Extract Speech
You can use CFS and Media Server to extract speech from audio and video.
When you index audio and video files, KeyView extracts metadata but cannot process the content. The documents produced by CFS therefore have no content. To enrich these documents, you can send the audio and video files to a Media Server. Media Server can extract speech from the audio and add a transcription to the document content.
To extract speech, use the MediaServerAnalysis
import task in CFS. For this task, you must identify documents that require speech-to-text processing, and then CFS sends these documents to Media Server. You can use a Media Server configuration to determine the analysis tasks to run, for example if you want to run speech-to-text and speaker identification on the document.
When you use CFS and Media Server to extract speech, Media Server returns the transcription to CFS, which adds the transcription to the document content.
NOTE: Media Server runs all the configured tasks on your input document in parallel.

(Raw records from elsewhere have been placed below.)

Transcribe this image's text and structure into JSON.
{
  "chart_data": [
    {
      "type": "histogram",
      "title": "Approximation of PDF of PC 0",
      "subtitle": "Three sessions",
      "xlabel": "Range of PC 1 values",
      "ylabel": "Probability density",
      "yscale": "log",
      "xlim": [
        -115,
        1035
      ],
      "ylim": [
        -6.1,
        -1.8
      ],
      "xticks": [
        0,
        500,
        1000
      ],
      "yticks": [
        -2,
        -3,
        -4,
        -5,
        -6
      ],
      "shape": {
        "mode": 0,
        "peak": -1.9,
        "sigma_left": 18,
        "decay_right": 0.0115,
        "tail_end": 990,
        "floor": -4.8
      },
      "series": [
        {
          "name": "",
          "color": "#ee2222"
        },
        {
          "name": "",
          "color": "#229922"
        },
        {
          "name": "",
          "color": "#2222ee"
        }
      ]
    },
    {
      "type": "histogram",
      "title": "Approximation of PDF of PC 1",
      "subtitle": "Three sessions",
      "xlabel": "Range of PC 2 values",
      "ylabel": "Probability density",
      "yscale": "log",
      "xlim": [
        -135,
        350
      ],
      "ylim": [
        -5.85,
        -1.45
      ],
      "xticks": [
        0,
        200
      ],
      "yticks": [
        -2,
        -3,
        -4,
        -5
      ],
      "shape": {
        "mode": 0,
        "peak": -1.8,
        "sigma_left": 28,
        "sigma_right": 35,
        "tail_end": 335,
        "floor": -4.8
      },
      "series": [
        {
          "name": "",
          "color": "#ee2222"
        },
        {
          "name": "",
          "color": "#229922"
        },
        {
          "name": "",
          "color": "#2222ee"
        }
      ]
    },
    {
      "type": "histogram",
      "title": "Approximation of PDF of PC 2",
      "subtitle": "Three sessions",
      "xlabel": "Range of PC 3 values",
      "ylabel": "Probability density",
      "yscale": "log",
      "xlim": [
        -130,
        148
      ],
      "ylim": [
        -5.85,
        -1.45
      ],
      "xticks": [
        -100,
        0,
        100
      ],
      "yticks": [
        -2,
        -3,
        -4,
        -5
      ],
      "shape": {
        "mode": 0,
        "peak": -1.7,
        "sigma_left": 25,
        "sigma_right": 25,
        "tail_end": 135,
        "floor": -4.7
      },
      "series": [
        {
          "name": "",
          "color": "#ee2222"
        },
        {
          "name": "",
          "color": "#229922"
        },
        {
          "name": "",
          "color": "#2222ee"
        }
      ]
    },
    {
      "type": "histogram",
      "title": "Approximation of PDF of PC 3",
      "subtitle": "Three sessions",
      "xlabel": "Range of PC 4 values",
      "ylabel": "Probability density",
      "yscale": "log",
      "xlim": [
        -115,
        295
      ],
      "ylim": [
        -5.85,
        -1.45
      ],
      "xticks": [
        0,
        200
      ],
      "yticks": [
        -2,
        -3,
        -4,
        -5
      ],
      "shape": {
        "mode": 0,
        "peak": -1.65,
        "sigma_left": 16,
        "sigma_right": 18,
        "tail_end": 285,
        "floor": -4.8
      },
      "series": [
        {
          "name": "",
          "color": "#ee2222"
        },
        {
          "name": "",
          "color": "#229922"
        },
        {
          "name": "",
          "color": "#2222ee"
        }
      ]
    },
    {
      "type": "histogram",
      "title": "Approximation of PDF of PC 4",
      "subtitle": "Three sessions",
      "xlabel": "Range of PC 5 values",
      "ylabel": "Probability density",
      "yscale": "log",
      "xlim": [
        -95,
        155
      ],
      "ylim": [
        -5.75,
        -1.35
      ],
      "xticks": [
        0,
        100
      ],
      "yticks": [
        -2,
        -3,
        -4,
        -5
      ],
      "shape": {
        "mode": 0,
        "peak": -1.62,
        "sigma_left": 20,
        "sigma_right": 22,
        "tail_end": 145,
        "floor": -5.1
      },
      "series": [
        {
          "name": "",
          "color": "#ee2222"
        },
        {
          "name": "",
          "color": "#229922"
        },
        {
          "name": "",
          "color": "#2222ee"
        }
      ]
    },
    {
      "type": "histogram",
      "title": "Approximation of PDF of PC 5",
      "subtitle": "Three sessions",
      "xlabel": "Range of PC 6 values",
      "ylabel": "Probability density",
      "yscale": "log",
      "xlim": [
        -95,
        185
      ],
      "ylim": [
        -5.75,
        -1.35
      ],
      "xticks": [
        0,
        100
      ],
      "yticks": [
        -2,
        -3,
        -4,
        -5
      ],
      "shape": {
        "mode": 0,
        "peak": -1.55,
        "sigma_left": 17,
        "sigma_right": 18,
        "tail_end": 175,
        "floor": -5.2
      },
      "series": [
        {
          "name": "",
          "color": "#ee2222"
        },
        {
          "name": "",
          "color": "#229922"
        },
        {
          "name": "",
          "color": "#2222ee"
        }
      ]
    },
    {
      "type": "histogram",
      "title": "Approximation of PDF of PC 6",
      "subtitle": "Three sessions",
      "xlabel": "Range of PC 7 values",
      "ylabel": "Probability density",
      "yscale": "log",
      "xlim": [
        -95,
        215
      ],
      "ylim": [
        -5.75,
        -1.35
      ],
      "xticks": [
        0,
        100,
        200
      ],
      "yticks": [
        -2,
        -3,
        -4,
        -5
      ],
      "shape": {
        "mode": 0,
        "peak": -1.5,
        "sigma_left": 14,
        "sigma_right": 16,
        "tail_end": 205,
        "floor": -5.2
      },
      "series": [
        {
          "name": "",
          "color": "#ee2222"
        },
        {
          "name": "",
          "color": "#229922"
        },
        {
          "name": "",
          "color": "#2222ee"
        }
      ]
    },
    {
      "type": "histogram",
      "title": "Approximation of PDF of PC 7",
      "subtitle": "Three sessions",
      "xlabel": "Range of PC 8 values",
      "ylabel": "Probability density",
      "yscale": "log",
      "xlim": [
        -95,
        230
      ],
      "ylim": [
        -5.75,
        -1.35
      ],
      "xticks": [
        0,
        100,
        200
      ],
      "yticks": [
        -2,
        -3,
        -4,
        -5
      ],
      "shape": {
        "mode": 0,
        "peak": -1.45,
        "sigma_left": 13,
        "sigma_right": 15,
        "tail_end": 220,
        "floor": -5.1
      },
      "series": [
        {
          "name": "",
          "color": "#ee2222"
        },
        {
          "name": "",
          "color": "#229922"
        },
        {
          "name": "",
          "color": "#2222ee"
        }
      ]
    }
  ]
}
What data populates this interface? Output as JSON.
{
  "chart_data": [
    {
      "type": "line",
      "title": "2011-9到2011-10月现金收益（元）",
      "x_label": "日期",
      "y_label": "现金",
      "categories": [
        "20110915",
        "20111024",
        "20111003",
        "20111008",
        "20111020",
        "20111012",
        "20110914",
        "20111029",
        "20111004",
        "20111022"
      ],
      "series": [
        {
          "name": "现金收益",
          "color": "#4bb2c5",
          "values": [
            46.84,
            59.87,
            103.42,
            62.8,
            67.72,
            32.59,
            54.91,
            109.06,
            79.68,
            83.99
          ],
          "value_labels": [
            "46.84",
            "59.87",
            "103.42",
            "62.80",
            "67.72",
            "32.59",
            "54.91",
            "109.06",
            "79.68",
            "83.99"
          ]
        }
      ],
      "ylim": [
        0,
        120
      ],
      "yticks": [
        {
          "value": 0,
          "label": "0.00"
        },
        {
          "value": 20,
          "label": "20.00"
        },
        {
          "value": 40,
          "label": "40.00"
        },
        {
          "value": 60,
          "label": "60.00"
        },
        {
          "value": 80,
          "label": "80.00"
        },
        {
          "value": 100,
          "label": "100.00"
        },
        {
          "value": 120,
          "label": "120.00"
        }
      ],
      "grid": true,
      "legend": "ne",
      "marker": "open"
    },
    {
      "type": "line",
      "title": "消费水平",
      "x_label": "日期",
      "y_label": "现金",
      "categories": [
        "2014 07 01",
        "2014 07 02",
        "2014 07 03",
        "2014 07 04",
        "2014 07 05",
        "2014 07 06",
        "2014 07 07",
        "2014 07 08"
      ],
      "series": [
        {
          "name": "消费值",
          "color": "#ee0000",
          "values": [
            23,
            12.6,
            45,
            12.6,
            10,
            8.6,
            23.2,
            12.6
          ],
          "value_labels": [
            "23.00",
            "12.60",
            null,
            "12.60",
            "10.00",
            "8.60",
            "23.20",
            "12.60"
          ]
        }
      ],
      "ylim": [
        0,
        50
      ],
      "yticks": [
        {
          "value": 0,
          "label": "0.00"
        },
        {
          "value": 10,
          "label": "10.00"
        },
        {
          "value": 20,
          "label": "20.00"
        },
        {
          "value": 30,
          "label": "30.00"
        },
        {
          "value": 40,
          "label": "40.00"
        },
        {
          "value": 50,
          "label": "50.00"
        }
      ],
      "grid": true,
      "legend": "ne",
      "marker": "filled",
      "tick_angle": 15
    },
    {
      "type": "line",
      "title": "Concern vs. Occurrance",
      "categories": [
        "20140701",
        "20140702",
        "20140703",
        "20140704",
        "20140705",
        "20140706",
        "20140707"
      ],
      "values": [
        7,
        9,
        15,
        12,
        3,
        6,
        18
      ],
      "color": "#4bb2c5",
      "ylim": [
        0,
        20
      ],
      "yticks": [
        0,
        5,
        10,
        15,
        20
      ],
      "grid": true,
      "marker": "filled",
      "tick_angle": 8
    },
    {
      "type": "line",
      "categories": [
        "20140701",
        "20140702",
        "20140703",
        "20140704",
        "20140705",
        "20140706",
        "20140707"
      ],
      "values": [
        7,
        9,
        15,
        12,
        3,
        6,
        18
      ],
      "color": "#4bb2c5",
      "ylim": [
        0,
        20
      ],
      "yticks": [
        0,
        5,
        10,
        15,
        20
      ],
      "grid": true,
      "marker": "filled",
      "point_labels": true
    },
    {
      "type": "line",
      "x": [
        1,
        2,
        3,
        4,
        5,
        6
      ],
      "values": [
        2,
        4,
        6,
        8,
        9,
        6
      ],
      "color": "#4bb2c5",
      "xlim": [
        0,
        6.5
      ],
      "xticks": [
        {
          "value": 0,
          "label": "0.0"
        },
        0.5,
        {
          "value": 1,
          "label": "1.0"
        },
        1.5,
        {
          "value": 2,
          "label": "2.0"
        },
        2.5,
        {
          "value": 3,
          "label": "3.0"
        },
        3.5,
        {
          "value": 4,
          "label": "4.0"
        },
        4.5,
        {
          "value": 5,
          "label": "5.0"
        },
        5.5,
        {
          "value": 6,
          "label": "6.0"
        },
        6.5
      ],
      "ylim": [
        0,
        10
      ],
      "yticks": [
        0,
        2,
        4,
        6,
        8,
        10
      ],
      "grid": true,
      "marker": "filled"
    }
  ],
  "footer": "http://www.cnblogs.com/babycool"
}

If you want to use the result of one media analysis task in another, you might need to use Lua functions to run the tasks. For example, if you want to run language identification to determine the language to use for speech-to-text transcription, you must use a Lua function to run the tasks one after the other.
For more information about how to configure Media Server analysis tasks, refer to the CFS Administration Guide.
Identify Documents to Process
CFS only runs media analysis (including extracting speech) from documents that have the AUTN_NEEDS_MEDIA_SERVER_ANALYSIS
field. You must add this field to any document that you want to process.
Micro Focus recommends that you add this field using a Lua script. You can include conditions in the script to filter documents based on the document source, file type, or metadata extracted by KeyView.